WELL — A U.S. broadcaster demonstrated over-the-air 4KTV distribution at CES in Las Vegas this week. I repeat, a U.S. broadcaster demonstrated over-the-air 4KTV distribution at CES in Las Vegas. It was done with an entirely different system than the one in place now, which was the point. Broadcasting is not only stuck with its 20-year-old technology standard, but also the regulatory constraints that dictate how the spectrum is used.

The regulations that severely limit creativity in the broadcast industry are from the post WWII-era, when spectrum was granted to licensees in return for certain services—just as wireless and satellite TV licenses. Those frequency grants have since been bought and sold such that 90 percent of the TV stations operating today paid for spectrum on the secondary market. Just like satellite TV and wireless providers, which have far more self-determination than broadcasting. Consequently, the broadcast industry is hostage to rules that push it toward obsolescence while being pronounced obsolete by the regulators keeping those rules in place.

This is to the free market what being in a headlock is to ballroom dancing.

Back to the demo.
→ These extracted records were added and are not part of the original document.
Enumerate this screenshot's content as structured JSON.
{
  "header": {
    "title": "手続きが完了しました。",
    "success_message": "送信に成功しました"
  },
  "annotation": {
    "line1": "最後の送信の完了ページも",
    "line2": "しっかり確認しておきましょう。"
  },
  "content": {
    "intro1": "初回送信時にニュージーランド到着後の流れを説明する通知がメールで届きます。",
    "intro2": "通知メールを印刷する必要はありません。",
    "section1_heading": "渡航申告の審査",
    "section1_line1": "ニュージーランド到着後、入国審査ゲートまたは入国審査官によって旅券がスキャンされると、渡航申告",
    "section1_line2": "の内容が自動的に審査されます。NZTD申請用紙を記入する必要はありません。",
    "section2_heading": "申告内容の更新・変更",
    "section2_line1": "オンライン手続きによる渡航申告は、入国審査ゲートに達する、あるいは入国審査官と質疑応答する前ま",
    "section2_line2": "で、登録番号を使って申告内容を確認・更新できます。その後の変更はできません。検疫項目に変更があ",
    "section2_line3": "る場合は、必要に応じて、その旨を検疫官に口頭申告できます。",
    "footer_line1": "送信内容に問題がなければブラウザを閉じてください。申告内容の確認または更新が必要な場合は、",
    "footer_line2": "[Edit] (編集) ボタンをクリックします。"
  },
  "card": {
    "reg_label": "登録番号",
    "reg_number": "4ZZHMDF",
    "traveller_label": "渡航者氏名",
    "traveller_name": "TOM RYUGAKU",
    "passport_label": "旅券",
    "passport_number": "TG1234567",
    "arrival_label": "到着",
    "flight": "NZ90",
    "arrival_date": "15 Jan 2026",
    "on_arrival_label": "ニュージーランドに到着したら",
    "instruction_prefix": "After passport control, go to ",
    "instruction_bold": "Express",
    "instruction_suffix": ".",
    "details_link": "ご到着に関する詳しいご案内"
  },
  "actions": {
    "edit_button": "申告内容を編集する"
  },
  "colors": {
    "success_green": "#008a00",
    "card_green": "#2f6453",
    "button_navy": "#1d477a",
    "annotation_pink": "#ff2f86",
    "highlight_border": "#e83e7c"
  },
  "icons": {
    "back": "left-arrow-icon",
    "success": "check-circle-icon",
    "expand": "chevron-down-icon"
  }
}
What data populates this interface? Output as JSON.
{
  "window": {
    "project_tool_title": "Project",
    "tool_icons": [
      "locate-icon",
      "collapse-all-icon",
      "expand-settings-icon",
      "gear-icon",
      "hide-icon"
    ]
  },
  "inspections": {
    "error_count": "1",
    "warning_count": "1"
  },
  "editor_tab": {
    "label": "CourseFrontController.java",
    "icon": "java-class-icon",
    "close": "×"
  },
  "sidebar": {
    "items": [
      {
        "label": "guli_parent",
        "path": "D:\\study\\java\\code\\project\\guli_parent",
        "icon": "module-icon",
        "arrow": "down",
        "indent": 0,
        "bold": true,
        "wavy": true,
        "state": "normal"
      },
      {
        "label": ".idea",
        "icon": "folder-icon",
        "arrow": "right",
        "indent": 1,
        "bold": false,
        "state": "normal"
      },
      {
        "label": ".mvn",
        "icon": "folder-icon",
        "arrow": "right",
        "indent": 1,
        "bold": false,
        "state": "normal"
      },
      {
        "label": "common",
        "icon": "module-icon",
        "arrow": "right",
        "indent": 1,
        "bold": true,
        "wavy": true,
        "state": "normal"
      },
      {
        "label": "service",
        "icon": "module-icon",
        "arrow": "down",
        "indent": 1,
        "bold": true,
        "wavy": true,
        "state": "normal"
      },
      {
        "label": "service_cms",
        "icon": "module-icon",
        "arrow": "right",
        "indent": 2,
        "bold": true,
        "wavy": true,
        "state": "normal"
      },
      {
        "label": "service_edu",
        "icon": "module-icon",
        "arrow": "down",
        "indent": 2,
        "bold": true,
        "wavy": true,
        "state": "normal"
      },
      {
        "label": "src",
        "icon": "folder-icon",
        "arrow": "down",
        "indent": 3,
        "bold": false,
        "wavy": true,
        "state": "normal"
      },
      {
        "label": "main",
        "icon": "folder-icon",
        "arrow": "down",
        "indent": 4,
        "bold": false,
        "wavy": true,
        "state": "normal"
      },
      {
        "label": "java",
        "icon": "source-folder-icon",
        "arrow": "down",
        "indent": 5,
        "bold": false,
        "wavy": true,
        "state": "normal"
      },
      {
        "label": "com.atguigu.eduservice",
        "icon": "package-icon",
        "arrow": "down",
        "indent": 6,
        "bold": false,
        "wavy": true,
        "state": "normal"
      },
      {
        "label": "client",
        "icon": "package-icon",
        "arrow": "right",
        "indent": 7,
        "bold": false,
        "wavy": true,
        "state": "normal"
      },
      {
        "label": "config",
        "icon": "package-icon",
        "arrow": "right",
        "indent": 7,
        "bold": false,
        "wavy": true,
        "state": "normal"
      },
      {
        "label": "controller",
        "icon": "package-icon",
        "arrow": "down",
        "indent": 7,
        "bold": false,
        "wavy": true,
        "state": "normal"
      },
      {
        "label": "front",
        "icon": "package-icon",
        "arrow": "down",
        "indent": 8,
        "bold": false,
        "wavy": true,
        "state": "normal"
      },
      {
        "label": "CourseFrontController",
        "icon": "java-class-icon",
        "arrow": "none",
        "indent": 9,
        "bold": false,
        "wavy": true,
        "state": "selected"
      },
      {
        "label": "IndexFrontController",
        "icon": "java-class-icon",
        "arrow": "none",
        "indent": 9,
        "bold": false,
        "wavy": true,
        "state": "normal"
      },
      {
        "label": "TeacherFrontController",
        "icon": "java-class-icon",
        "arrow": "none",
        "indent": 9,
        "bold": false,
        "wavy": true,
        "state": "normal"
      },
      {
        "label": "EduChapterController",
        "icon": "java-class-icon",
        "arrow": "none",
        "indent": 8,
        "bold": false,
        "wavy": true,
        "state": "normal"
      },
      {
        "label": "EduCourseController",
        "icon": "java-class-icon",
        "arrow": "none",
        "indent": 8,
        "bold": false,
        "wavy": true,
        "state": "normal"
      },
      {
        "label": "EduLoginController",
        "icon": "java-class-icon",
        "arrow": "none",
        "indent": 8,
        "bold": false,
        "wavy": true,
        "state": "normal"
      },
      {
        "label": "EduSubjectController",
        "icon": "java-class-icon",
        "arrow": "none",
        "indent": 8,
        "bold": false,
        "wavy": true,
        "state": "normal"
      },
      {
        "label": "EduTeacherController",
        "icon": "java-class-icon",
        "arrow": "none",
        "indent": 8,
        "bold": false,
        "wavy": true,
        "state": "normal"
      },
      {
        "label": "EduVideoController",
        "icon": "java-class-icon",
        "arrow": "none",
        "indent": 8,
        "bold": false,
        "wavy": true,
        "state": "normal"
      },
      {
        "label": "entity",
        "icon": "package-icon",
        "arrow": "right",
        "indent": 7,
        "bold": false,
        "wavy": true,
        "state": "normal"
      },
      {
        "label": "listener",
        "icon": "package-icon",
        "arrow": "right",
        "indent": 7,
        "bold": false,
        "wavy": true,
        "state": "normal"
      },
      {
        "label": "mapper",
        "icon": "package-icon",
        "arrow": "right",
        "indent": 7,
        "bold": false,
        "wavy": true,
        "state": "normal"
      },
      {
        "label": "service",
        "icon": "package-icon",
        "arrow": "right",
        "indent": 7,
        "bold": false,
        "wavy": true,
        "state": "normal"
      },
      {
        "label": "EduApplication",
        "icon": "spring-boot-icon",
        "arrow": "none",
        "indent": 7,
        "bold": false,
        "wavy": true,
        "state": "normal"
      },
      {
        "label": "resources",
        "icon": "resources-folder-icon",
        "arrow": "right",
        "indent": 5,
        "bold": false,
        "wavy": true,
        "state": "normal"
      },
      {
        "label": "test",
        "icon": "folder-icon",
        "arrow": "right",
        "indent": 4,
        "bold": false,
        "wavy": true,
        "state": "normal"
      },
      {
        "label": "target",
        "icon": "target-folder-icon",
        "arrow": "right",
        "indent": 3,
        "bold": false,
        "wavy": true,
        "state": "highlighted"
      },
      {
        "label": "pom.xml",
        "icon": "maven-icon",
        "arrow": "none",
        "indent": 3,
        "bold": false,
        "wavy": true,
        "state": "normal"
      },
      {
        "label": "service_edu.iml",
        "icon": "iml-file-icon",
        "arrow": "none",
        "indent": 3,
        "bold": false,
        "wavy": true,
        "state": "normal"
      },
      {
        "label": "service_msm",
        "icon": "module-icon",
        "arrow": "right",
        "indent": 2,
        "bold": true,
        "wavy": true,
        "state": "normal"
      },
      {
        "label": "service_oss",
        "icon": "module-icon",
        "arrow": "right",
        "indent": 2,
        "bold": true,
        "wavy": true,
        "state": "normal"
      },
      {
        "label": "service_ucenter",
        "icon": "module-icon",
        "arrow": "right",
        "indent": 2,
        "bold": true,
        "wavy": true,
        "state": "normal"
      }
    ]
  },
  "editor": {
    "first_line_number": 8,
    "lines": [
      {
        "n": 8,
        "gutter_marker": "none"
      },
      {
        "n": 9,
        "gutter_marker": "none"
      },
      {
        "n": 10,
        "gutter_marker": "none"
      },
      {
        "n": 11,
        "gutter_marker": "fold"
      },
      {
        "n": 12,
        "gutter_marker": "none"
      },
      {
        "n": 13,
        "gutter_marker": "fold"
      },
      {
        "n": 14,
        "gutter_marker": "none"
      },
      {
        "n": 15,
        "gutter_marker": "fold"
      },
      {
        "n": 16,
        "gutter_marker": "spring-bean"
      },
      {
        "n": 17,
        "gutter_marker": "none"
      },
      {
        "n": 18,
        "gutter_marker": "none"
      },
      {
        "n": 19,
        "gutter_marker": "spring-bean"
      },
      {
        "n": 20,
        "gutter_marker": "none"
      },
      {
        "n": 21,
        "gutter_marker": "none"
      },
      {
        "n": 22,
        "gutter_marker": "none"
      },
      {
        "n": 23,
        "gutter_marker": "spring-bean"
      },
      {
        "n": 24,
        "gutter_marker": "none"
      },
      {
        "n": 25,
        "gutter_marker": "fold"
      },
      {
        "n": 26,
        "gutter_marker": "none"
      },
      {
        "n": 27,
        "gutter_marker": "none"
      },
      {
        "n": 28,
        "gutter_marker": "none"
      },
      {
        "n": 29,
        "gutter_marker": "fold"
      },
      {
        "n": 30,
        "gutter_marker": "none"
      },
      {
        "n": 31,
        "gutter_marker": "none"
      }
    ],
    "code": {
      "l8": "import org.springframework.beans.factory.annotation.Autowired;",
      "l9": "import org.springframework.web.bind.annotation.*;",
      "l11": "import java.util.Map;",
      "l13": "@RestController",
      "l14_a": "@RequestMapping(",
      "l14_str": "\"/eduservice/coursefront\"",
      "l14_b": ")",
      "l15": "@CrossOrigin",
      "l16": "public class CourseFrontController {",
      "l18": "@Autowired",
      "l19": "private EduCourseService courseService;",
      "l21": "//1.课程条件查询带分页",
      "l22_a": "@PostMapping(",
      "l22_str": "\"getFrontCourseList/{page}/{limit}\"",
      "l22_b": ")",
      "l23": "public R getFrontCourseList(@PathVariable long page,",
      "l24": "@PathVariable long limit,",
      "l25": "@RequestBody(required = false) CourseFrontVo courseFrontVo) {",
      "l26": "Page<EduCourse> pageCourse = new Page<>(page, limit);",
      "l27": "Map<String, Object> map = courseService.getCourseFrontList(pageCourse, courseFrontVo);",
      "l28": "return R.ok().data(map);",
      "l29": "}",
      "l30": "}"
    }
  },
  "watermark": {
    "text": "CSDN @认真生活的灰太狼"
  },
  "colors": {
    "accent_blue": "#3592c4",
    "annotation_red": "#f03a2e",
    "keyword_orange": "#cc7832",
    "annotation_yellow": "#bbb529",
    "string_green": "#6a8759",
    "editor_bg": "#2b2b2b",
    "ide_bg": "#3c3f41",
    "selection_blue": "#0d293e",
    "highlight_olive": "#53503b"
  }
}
Sinclair leased a low-power station in Las Vegas to do a live 4K feed to the Samsung exhibit in the Las Vegas Convention Center. According to Sinclair’s Mark Aitken, engineers “spent an evening” converting the station to DVB-T2, the TV transmission standard employed in Europe. Using HEVC encoding, the team was able to transmit 4K content at about 27 Mbps, or roughly 30 percent more than the current U.S. broadcast infrastructure bit rate. 
 
The point of doing a 4KTV broadcast wasn’t merely to demonstrate that 4KTV broadcasting can be done, even though all TVs will soon be 4K. The point of doing the 4KTV broadcast was to demonstrate what can be achieved through flexible use of a TV license with fewer regulatory constraints.

There is virtually no other way for broadcasters to “morph into new entities,” as FCC Chairman Tom Wheeler put it at CES. Wheeler contends that the spectrum incentive auction is the perfect opportunity for broadcasters to reinvent themselves. It’s also the perfect opportunity for the FCC to reinvent its broadcast regulations so the industry can move ahead and become part of a larger, all-encompassing information exchange system.

“Samsung had satellite, cable, broadcast and IP 4K,” Aitken said. “All of those are platforms that demonstrate the need for a hybrid broadcast platform, or a heterogeneous network… that allows all network-delivered bits to interoperate.”

A HetNet model frees device makers from accommodating various network standards and interfaces. It also frees the rest of us from two-year service contracts and platform siloes.

“The tablet, computer and Internet-aware side of the community is thinking about how to tie all of this content together,” Aitken said. “I think the carrier-device wall will be torn down like the Berlin Wall, driven by consumer desire for more control.”

Smartphones would be provider agnostic, like smart TVs. Users could pick and choose what content and whose service they want at any given time. Surely that’s a public interest lip-lock for the FCC. All it has to do is move aside and let the broadcast industry invent, and put an end to the propaganda that it cannot.